Today, while troubleshooting a reported SIP trunking issue, I was seeing a firewall claiming it was transmitting packets, but they were not seen by the downstream endpoint. I didn’t trust the ASA packet capture in this case, so I decided to collect traffic from its immediately-connected device, a Nexus 7009, to verify. Cisco has a technote for a configuration example on this platform.

ERSPAN is handy to be able to do ad-hoc troubleshooting when you need to a packet capture from a remote device, so I configured an erspan-source session to capture traffic on that particular interface and sent it to a remote Linux machine.

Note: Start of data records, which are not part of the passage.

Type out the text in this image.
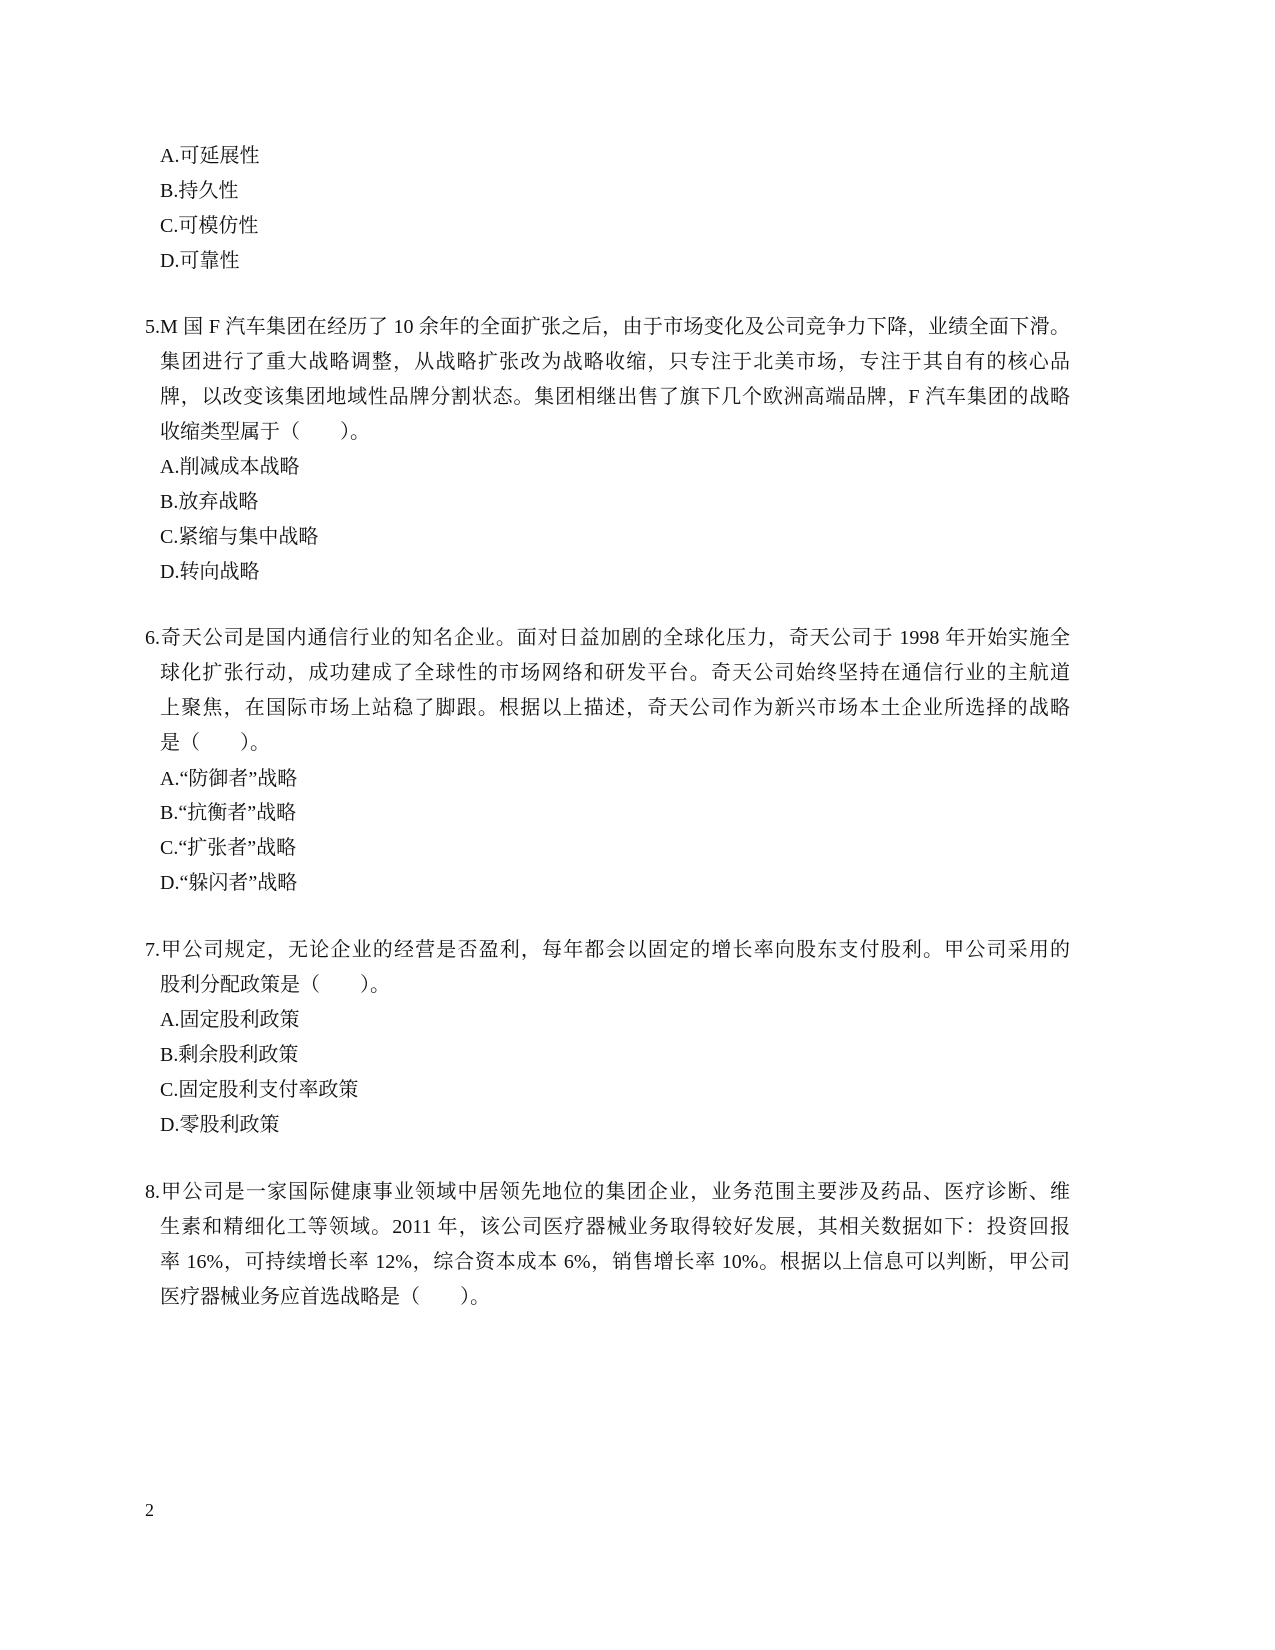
A.可延展性
B.持久性
C.可模仿性
D.可靠性
5.M 国 F 汽车集团在经历了 10 余年的全面扩张之后，由于市场变化及公司竞争力下降，业绩全面下滑。
集团进行了重大战略调整，从战略扩张改为战略收缩，只专注于北美市场，专注于其自有的核心品
牌，以改变该集团地域性品牌分割状态。集团相继出售了旗下几个欧洲高端品牌，F 汽车集团的战略
收缩类型属于（　　）。
A.削减成本战略
B.放弃战略
C.紧缩与集中战略
D.转向战略
6.奇天公司是国内通信行业的知名企业。面对日益加剧的全球化压力，奇天公司于 1998 年开始实施全
球化扩张行动，成功建成了全球性的市场网络和研发平台。奇天公司始终坚持在通信行业的主航道
上聚焦，在国际市场上站稳了脚跟。根据以上描述，奇天公司作为新兴市场本土企业所选择的战略
是（　　）。
A.“防御者”战略
B.“抗衡者”战略
C.“扩张者”战略
D.“躲闪者”战略
7.甲公司规定，无论企业的经营是否盈利，每年都会以固定的增长率向股东支付股利。甲公司采用的
股利分配政策是（　　）。
A.固定股利政策
B.剩余股利政策
C.固定股利支付率政策
D.零股利政策
8.甲公司是一家国际健康事业领域中居领先地位的集团企业，业务范围主要涉及药品、医疗诊断、维
生素和精细化工等领域。2011 年，该公司医疗器械业务取得较好发展，其相关数据如下：投资回报
率 16%，可持续增长率 12%，综合资本成本 6%，销售增长率 10%。根据以上信息可以判断，甲公司
医疗器械业务应首选战略是（　　）。
2
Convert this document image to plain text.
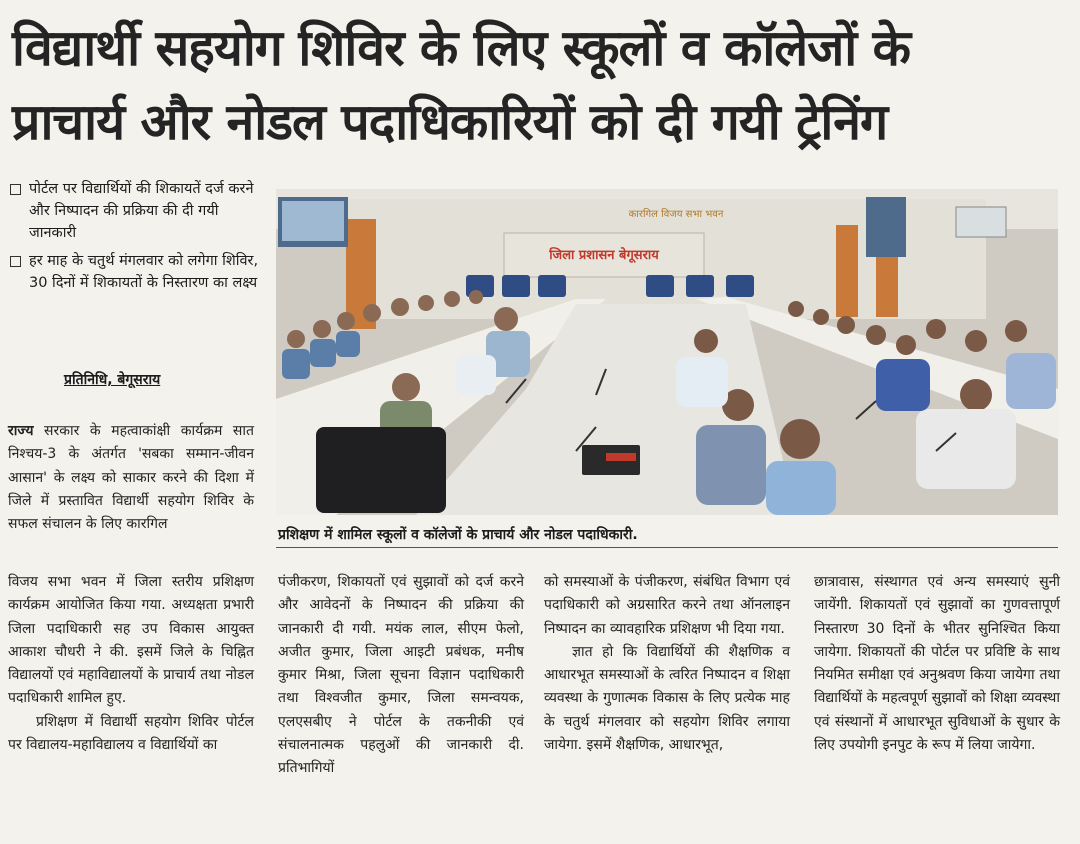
विद्यार्थी सहयोग शिविर के लिए स्कूलों व कॉलेजों के
प्राचार्य और नोडल पदाधिकारियों को दी गयी ट्रेनिंग
पोर्टल पर विद्यार्थियों की शिकायतें दर्ज करने और निष्पादन की प्रक्रिया की दी गयी जानकारी
हर माह के चतुर्थ मंगलवार को लगेगा शिविर, 30 दिनों में शिकायतों के निस्तारण का लक्ष्य
प्रतिनिधि, बेगूसराय

राज्य सरकार के महत्वाकांक्षी कार्यक्रम सात निश्चय-3 के अंतर्गत 'सबका सम्मान-जीवन आसान' के लक्ष्य को साकार करने की दिशा में जिले में प्रस्तावित विद्यार्थी सहयोग शिविर के सफल संचालन के लिए कारगिल

जिला प्रशासन बेगूसराय
कारगिल विजय सभा भवन
प्रशिक्षण में शामिल स्कूलों व कॉलेजों के प्राचार्य और नोडल पदाधिकारी.

विजय सभा भवन में जिला स्तरीय प्रशिक्षण कार्यक्रम आयोजित किया गया. अध्यक्षता प्रभारी जिला पदाधिकारी सह उप विकास आयुक्त आकाश चौधरी ने की. इसमें जिले के चिह्नित विद्यालयों एवं महाविद्यालयों के प्राचार्य तथा नोडल पदाधिकारी शामिल हुए.

प्रशिक्षण में विद्यार्थी सहयोग शिविर पोर्टल पर विद्यालय-महाविद्यालय व विद्यार्थियों का

पंजीकरण, शिकायतों एवं सुझावों को दर्ज करने और आवेदनों के निष्पादन की प्रक्रिया की जानकारी दी गयी. मयंक लाल, सीएम फेलो, अजीत कुमार, जिला आइटी प्रबंधक, मनीष कुमार मिश्रा, जिला सूचना विज्ञान पदाधिकारी तथा विश्वजीत कुमार, जिला समन्वयक, एलएसबीए ने पोर्टल के तकनीकी एवं संचालनात्मक पहलुओं की जानकारी दी. प्रतिभागियों

को समस्याओं के पंजीकरण, संबंधित विभाग एवं पदाधिकारी को अग्रसारित करने तथा ऑनलाइन निष्पादन का व्यावहारिक प्रशिक्षण भी दिया गया.

ज्ञात हो कि विद्यार्थियों की शैक्षणिक व आधारभूत समस्याओं के त्वरित निष्पादन व शिक्षा व्यवस्था के गुणात्मक विकास के लिए प्रत्येक माह के चतुर्थ मंगलवार को सहयोग शिविर लगाया जायेगा. इसमें शैक्षणिक, आधारभूत,

छात्रावास, संस्थागत एवं अन्य समस्याएं सुनी जायेंगी. शिकायतों एवं सुझावों का गुणवत्तापूर्ण निस्तारण 30 दिनों के भीतर सुनिश्चित किया जायेगा. शिकायतों की पोर्टल पर प्रविष्टि के साथ नियमित समीक्षा एवं अनुश्रवण किया जायेगा तथा विद्यार्थियों के महत्वपूर्ण सुझावों को शिक्षा व्यवस्था एवं संस्थानों में आधारभूत सुविधाओं के सुधार के लिए उपयोगी इनपुट के रूप में लिया जायेगा.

This deployment has multiple VDCs on the chassis, so the source IP of the ERSPAN GRE tunnel needs to be configured in the admin VDC of the box with the global keyword. Note that you cannot use the management interface on this platform. In my particular case I used an IP of a loopback interface in the VDC and VRF I was sourcing the traffic from. (I haven’t tested if this is required, maybe you can use any IP?)

monitor erspan origin ip-address global

Then, in the VDC containing the source interface, I created a monitor session to the destination IP of the target machine. Note that the session is administratively disabled by default and must be manually no shut to start the capture. The exec command show monitor was helpful in telling the current state of the session and whether anything is missing from the configuration.

monitor session 1 type erspan-source
  erspan-id 10
  vrf default
  destination ip
  source interface Ethernet3/23 both
  no shut

Traffic is encapsulated and sent to the target device. Wireshark will fully decode the traffic including the original packet in the GRE payload. In this particular situation, though, there was lots of other traffic and I needed to filter only the packets I was concerned about. I used packet offsets in the tcpdump filter expression to match UDP (protocol 17, 0x11) source port 5060 (SIP, 0x13c4).

# echo 'obase=16;5060' | bc
# tcpdump -w /tmp/erspan.pcap -c 100 -vni eth0 'proto gre and ip[59]=0x11 and ip[70:2]=0x13c4'

By doing a simultaneous capture both locally on the ASA and via ERSPAN on the adjacent switch, I was able to prove that the packets in question were indeed not on the wire. The actual issue isn’t solved, but this allowed me to quickly isolate the problem to one device.